Pub Date: May 1st, 2006
ISBN: 1-84454-129-0
Publisher: John Blake/Trafalgar

If you’re looking for some tyrant-exalting text but for whatever reason are made uncomfortable by the rhetorical (and practical) excesses of, say, Hitler or Mao—well, this is your ticket.

Books by dictators tend to the hortatory: Together you and I can solve the problem; together we’ll lead the world; together we’ll destroy those pesky people next door. Oops. Scratch that last one, for, says The Leader, “All peoples shall have right to existence.” Except, maybe, the people who live in Tel Aviv. Moreover, “The members of Jamahiriyan society”—that is, those who live in sort-of-socialist Libya—“are liberated from any feudalism.” Except, maybe, the slaves who travel across the Libyan Sahara, whose paths are far from The Guide’s green coastline.

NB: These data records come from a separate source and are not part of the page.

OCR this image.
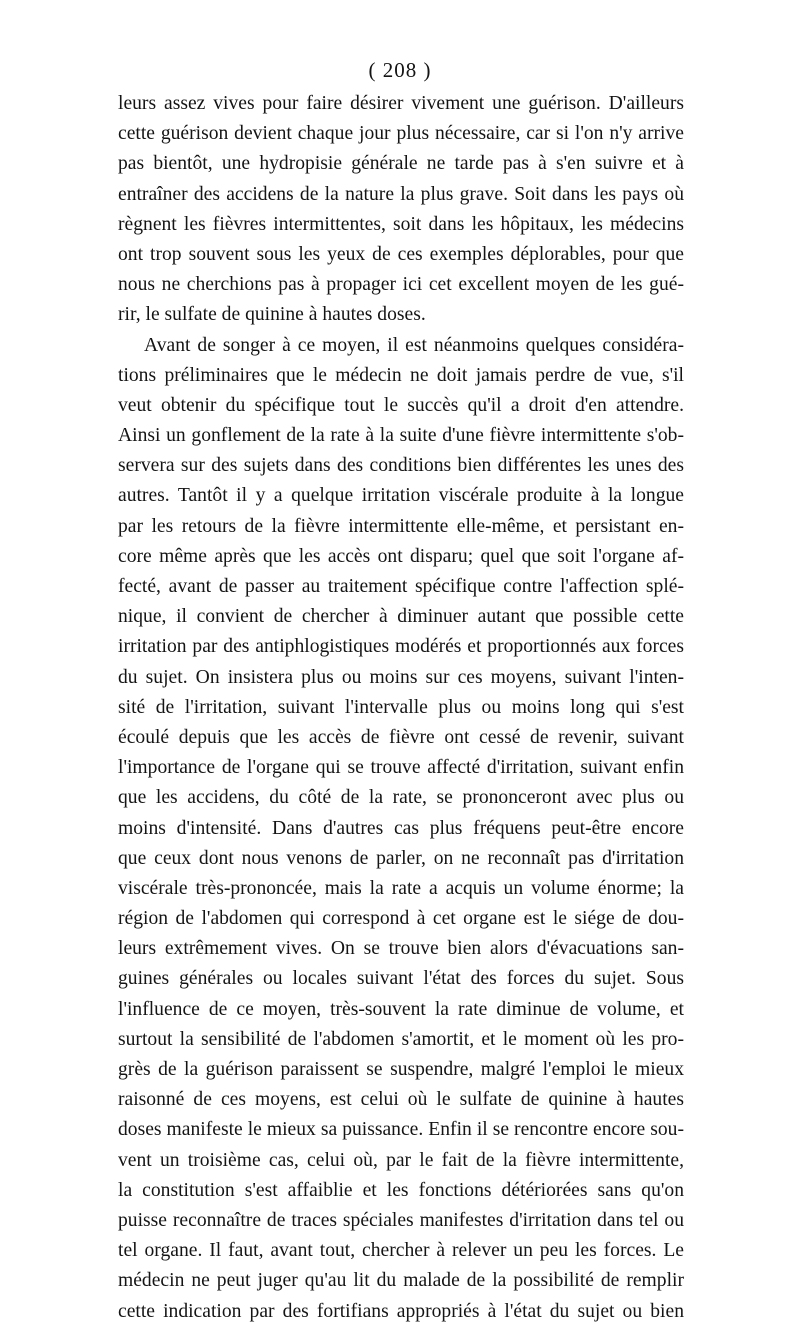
( 208 )
leurs assez vives pour faire désirer vivement une guérison. D'ailleurs
cette guérison devient chaque jour plus nécessaire, car si l'on n'y arrive
pas bientôt, une hydropisie générale ne tarde pas à s'en suivre et à
entraîner des accidens de la nature la plus grave. Soit dans les pays où
règnent les fièvres intermittentes, soit dans les hôpitaux, les médecins
ont trop souvent sous les yeux de ces exemples déplorables, pour que
nous ne cherchions pas à propager ici cet excellent moyen de les gué-
rir, le sulfate de quinine à hautes doses.
Avant de songer à ce moyen, il est néanmoins quelques considéra-
tions préliminaires que le médecin ne doit jamais perdre de vue, s'il
veut obtenir du spécifique tout le succès qu'il a droit d'en attendre.
Ainsi un gonflement de la rate à la suite d'une fièvre intermittente s'ob-
servera sur des sujets dans des conditions bien différentes les unes des
autres. Tantôt il y a quelque irritation viscérale produite à la longue
par les retours de la fièvre intermittente elle-même, et persistant en-
core même après que les accès ont disparu; quel que soit l'organe af-
fecté, avant de passer au traitement spécifique contre l'affection splé-
nique, il convient de chercher à diminuer autant que possible cette
irritation par des antiphlogistiques modérés et proportionnés aux forces
du sujet. On insistera plus ou moins sur ces moyens, suivant l'inten-
sité de l'irritation, suivant l'intervalle plus ou moins long qui s'est
écoulé depuis que les accès de fièvre ont cessé de revenir, suivant
l'importance de l'organe qui se trouve affecté d'irritation, suivant enfin
que les accidens, du côté de la rate, se prononceront avec plus ou
moins d'intensité. Dans d'autres cas plus fréquens peut-être encore
que ceux dont nous venons de parler, on ne reconnaît pas d'irritation
viscérale très-prononcée, mais la rate a acquis un volume énorme; la
région de l'abdomen qui correspond à cet organe est le siége de dou-
leurs extrêmement vives. On se trouve bien alors d'évacuations san-
guines générales ou locales suivant l'état des forces du sujet. Sous
l'influence de ce moyen, très-souvent la rate diminue de volume, et
surtout la sensibilité de l'abdomen s'amortit, et le moment où les pro-
grès de la guérison paraissent se suspendre, malgré l'emploi le mieux
raisonné de ces moyens, est celui où le sulfate de quinine à hautes
doses manifeste le mieux sa puissance. Enfin il se rencontre encore sou-
vent un troisième cas, celui où, par le fait de la fièvre intermittente,
la constitution s'est affaiblie et les fonctions détériorées sans qu'on
puisse reconnaître de traces spéciales manifestes d'irritation dans tel ou
tel organe. Il faut, avant tout, chercher à relever un peu les forces. Le
médecin ne peut juger qu'au lit du malade de la possibilité de remplir
cette indication par des fortifians appropriés à l'état du sujet ou bien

All of this is the usual cult-of-personality stuff with some curious twists, as when Gaddafi muses on a future that belongs to “the black race,” save that the blacks are “backward” and “sluggish in a climate which is always hot,” and when he assures his gentle readers that “to ignore natural differences between man and woman and mix their roles is . . . hostile to the laws of nature, destructive to human life, and a genuine cause for the wretchedness of human social life.” Once fond of funding people who blew up other people, Gaddafi is now our friend—or so assures French political scientist and hagiographer Jouve, who wonders, “Who is this man who, after making the world tremble with fear, now arouses respect and even praise?” No small amount of that praise comes from the professor himself, who has known Gaddafi for a long time and wants us to know that “his charisma is such that it electrifies his audience,” which makes it all the more tragic that anyone should have ever doubted him.

Old leopard, new spots, groomed by an acolyte.